News networks have called NYC's Republican mayoral primary for Joe Lhota, who has beaten grocery-store owner and billionaire John Catsimatidis. With 89% of the precincts reporting at 11:12 p.m. according to WNYC, Lhota holds an 11-point lead over Catsimatidis. This was a widely expected result and will allow the Bronx native to attempt to prolong the Republicans' 20-year hold on City Hall.
Lhota has a long background in public service. Most recently, he was the head of the Metropolitan Transit Authority and gained widespread praise for the agency's performance during Hurricane Sandy. Most of the city's subway system was up and running a week after the storm, and weeks after the event, a vast majority of New Yorkers across all demographic groups rated the agency's performance "good" or "excellent."
Lhota is also a veteran of the Giuliani administration, having served as the former mayor's budget chief and deputy mayor for operations. Giuliani has taken to the campaign trail to stump for his former employee, who largely shares Giuliani's political profile — he's relatively liberal on social issues (he is in favor of legalizing gay marriage and marijuana use) but is known as a budget hawk and someone who's tough on law-and-order issues.

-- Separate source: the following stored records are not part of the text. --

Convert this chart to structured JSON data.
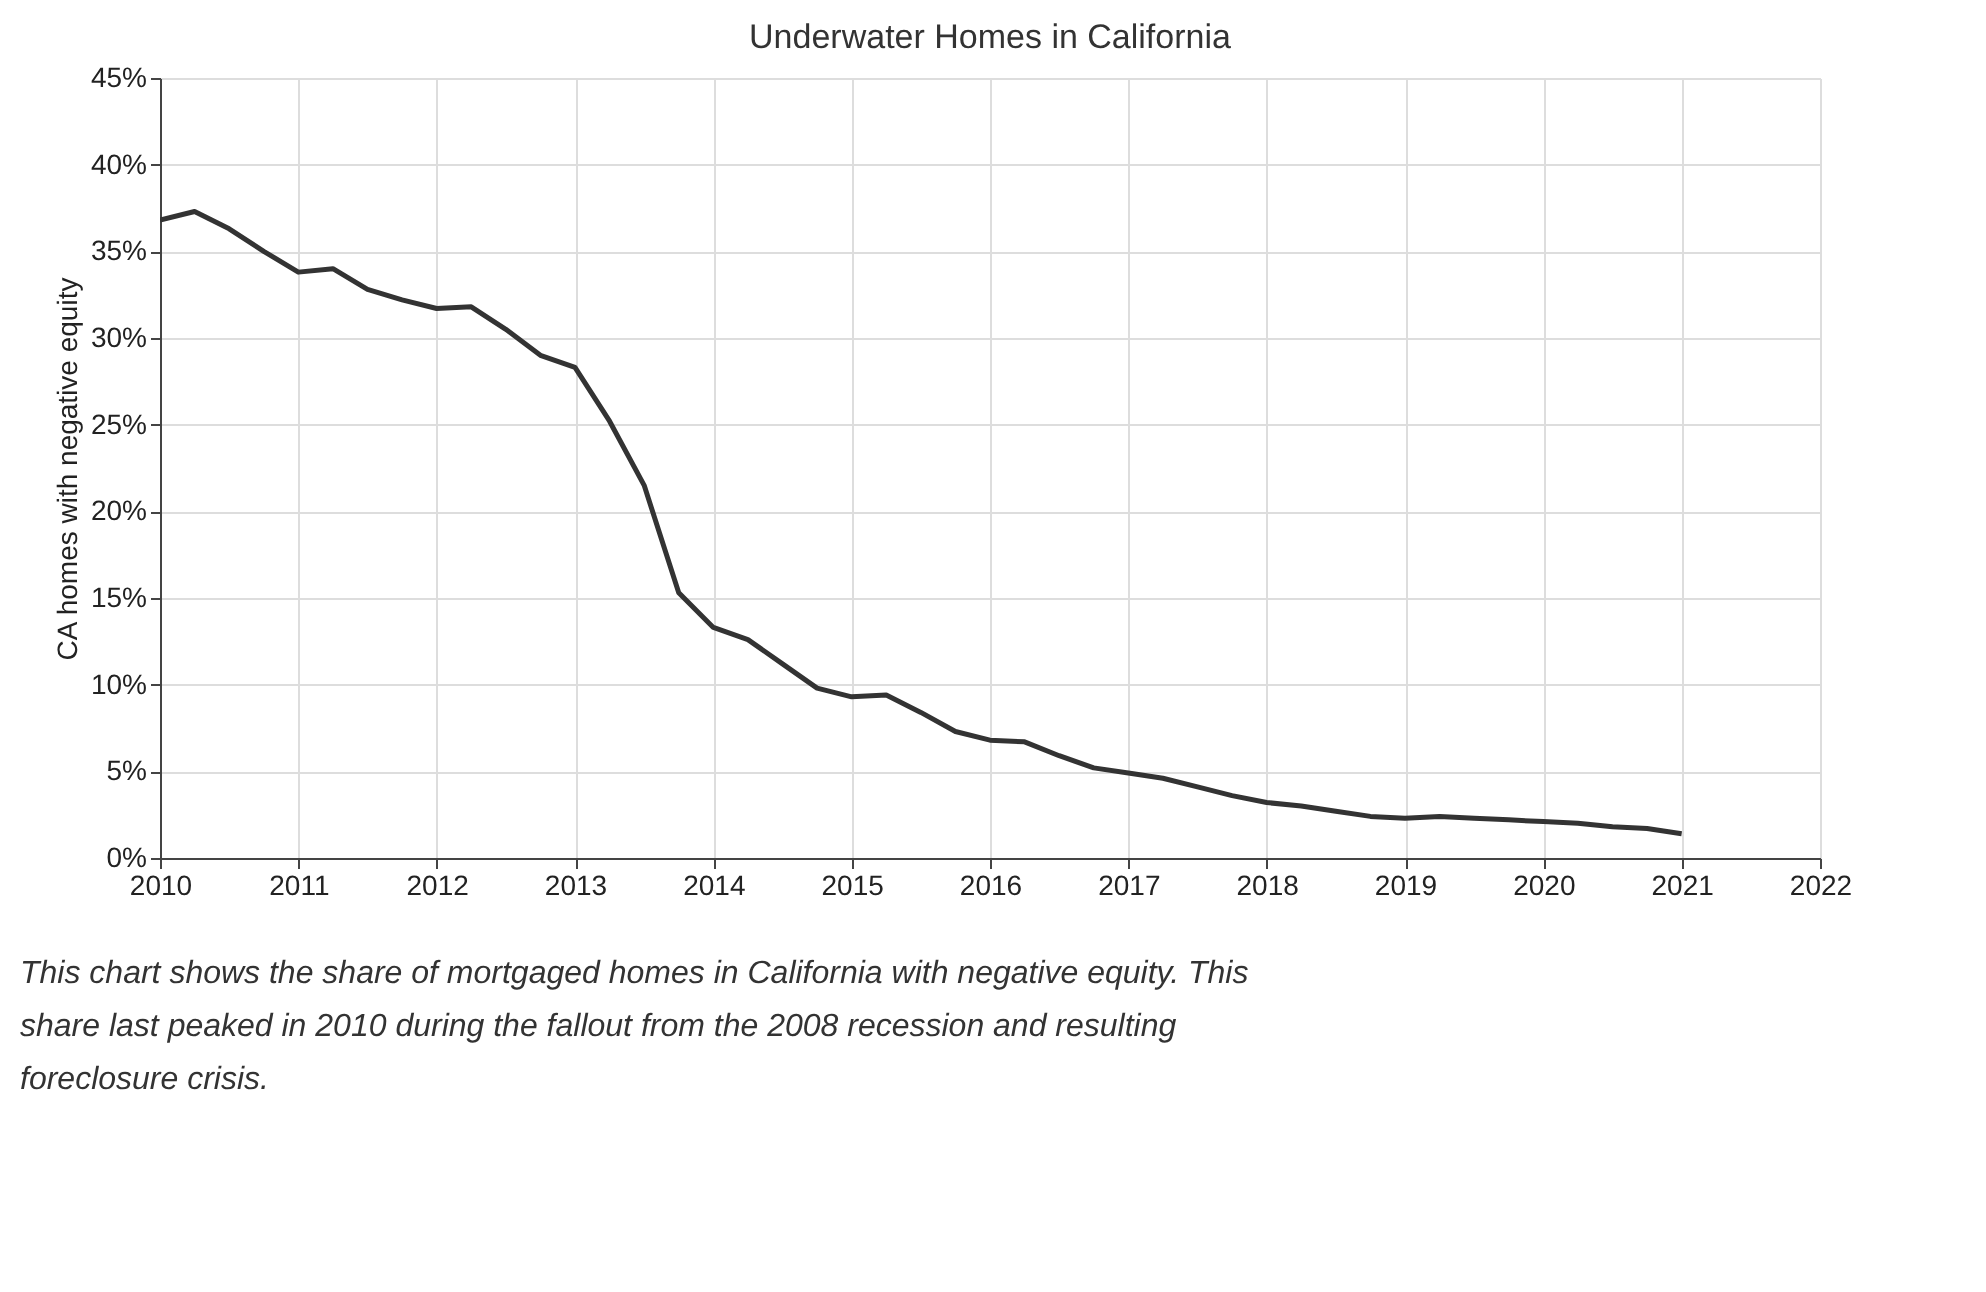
{
  "chart_data": {
    "type": "line",
    "title": "Underwater Homes in California",
    "ylabel": "CA homes with negative equity",
    "x": [
      2010,
      2010.25,
      2010.5,
      2010.75,
      2011,
      2011.25,
      2011.5,
      2011.75,
      2012,
      2012.25,
      2012.5,
      2012.75,
      2013,
      2013.25,
      2013.5,
      2013.75,
      2014,
      2014.25,
      2014.5,
      2014.75,
      2015,
      2015.25,
      2015.5,
      2015.75,
      2016,
      2016.25,
      2016.5,
      2016.75,
      2017,
      2017.25,
      2017.5,
      2017.75,
      2018,
      2018.25,
      2018.5,
      2018.75,
      2019,
      2019.25,
      2019.5,
      2019.75,
      2020,
      2020.25,
      2020.5,
      2020.75,
      2021
    ],
    "series": [
      {
        "color": "#333333",
        "values": [
          36.8,
          37.3,
          36.3,
          35.0,
          33.8,
          34.0,
          32.8,
          32.2,
          31.7,
          31.8,
          30.5,
          29.0,
          28.3,
          25.2,
          21.5,
          15.3,
          13.3,
          12.6,
          11.2,
          9.8,
          9.3,
          9.4,
          8.4,
          7.3,
          6.8,
          6.7,
          5.9,
          5.2,
          4.9,
          4.6,
          4.1,
          3.6,
          3.2,
          3.0,
          2.7,
          2.4,
          2.3,
          2.4,
          2.3,
          2.2,
          2.1,
          2.0,
          1.8,
          1.7,
          1.4
        ]
      }
    ],
    "xlim": [
      2010,
      2022
    ],
    "xticks": [
      2010,
      2011,
      2012,
      2013,
      2014,
      2015,
      2016,
      2017,
      2018,
      2019,
      2020,
      2021,
      2022
    ],
    "ylim": [
      0,
      45
    ],
    "yticks": [
      {
        "value": 0,
        "label": "0%"
      },
      {
        "value": 5,
        "label": "5%"
      },
      {
        "value": 10,
        "label": "10%"
      },
      {
        "value": 15,
        "label": "15%"
      },
      {
        "value": 20,
        "label": "20%"
      },
      {
        "value": 25,
        "label": "25%"
      },
      {
        "value": 30,
        "label": "30%"
      },
      {
        "value": 35,
        "label": "35%"
      },
      {
        "value": 40,
        "label": "40%"
      },
      {
        "value": 45,
        "label": "45%"
      }
    ],
    "grid": true,
    "marker": "none",
    "line_style": "solid",
    "annotations": [
      "This chart shows the share of mortgaged homes in California with negative equity. This share last peaked in 2010 during the fallout from the 2008 recession and resulting foreclosure crisis."
    ]
  }
}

The result of the Republican primary was never really in doubt, but it was an entertaining contest nonetheless. The rivalry between Lhota and "Cats" sometimes got nasty:
But the last couple weeks were largely consumed by the debate over the so-called "subway kitties," who held up traffic on the city's B and Q lines for over an hour on August 29. Catsimatidis wrote a lovely poem about the cats, but Lhota insisted that he would not have stopped subway traffic for over an hour in order to save the lives of two animals.
Lhota certainly will not go into the general election as a favorite — but it would be unwise for Democrats to write him off entirely.